Rome civic authorities are unable to take action against a man who each week takes thousands of lira in coins thrown into the city’s fabled fountains by tourists. Although Roberto Cercelletta is fined each day for going into the fountains, police can’t force him to pay, because he has a disability certificate. A coin thrown into the Trevi fountain ensures a tourist will return to Rome, so Cercelletta has a good future cashflow, with officials estimating he collects up to $A250,000 a year.
The Swiss don’t have anything serious to complain about, researchers have discovered, although young people would be happier if “something new or unexpected were to happen occasionally.” Citizens tend to become more contented as they get older. According to the Swiss Info website, the survey “confirms what most Swiss already know: theirs is the best country in the world to live in”— even though it is among the most expensive.
People who believe in the paranormal have higher levels of a chemical called dopamine in their brains than those who don’t, a Swiss study has found. Dopamine is a neurotransmitter associated with pleasure and addiction, and high levels of it are also associated with people who perceive patterns where none exist and find coincidences significant. Peter Brugger, a neurologist at the University Hospital of Zurich, carried out the study, which included giving dopamine to 20 self-confessed believers in the paranormal, and also to 20 sceptics. The drug went some way toward altering the sceptics’ views.
A Serbian man has been found to have four kidneys after his first-ever visit to a doctor. 58- year-old Milisav Stojanovic is tremendously proud of his four kidneys, and drinks up to 10 litres of fluid a day. He wouldn’t consider selling the extra organs, although he would consider giving them to a friend or relative.
A man who has received 11,000 phone calls, all intended for the Guinness Book of Records , may be included in the publication’s next edition. Barry Maunder of Twickenham, UK, has a phone number just one digit different to that of the Guinness Book of Records . And, making things worse, phone books in Japan, USA, Colombia and the UK have mistakenly listed his phone number instead of Guinness. Maunder averages six wrong numbers a day, with a high of 20 in nine hours.

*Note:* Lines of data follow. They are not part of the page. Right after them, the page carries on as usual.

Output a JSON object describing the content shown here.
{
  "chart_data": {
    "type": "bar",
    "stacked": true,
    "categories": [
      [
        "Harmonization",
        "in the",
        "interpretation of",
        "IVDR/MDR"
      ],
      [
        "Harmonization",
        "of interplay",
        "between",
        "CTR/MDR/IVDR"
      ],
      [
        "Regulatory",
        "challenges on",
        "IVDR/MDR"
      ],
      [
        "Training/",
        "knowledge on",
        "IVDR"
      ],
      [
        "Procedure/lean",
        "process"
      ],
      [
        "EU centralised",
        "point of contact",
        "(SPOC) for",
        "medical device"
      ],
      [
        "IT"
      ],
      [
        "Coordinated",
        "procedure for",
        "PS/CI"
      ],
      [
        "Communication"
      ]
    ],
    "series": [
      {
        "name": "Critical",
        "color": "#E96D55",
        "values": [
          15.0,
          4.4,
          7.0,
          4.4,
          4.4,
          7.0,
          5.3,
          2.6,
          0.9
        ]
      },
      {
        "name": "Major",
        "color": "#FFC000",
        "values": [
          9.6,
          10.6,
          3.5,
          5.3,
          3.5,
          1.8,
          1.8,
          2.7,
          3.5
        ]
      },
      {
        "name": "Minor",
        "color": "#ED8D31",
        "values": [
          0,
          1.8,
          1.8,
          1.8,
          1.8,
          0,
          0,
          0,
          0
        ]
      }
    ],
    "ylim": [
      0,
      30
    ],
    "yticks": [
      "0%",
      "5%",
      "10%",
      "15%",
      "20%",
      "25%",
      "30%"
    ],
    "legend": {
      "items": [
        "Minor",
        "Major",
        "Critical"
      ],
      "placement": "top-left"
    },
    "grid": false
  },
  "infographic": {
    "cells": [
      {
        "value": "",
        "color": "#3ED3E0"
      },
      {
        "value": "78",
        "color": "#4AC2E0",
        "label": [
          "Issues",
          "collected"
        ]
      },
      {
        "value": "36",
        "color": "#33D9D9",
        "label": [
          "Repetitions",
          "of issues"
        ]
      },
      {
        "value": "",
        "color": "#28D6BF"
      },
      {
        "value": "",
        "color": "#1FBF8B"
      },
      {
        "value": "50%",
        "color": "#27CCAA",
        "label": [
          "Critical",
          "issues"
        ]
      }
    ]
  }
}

A third-generation Sony Ericsson mobile phone, featuring a digital camera, personal organiser and email ability—not forgetting conversation ability—is demonstrated at the Singapore Expo Centre. The exhibition showcases the latest products in communications and information technology. —AP/AAP
Sources: www—ananova.com; telegraph.co.uk; thesun.co.uk; canada.com; thenewsmexico.com; phoneshui.co.uk; newscientist.com; swissinfo.org
The following appeared in the S IGNS 100 years ago.
( S IGNS was then known as the Bible Echo and Signs of the Times .) A London cable reports: “The Railway Committee of the House of Lords has approved of the scheme of running a monorail system from Manchester to Liverpool.” The monorail system is thus referred to by the London correspondent of a New York paper: “The scheme is similar to one displayed . . . at the Chicago World’s Fair, the cars hanging, trolly fashion, from a rail overhead.
Experiments made in Brussels proved the stability of the line and the ease of the system. The promoters claim to be able to run it at 110 miles an hour.”
Extract from Signs of the Times, October 2002.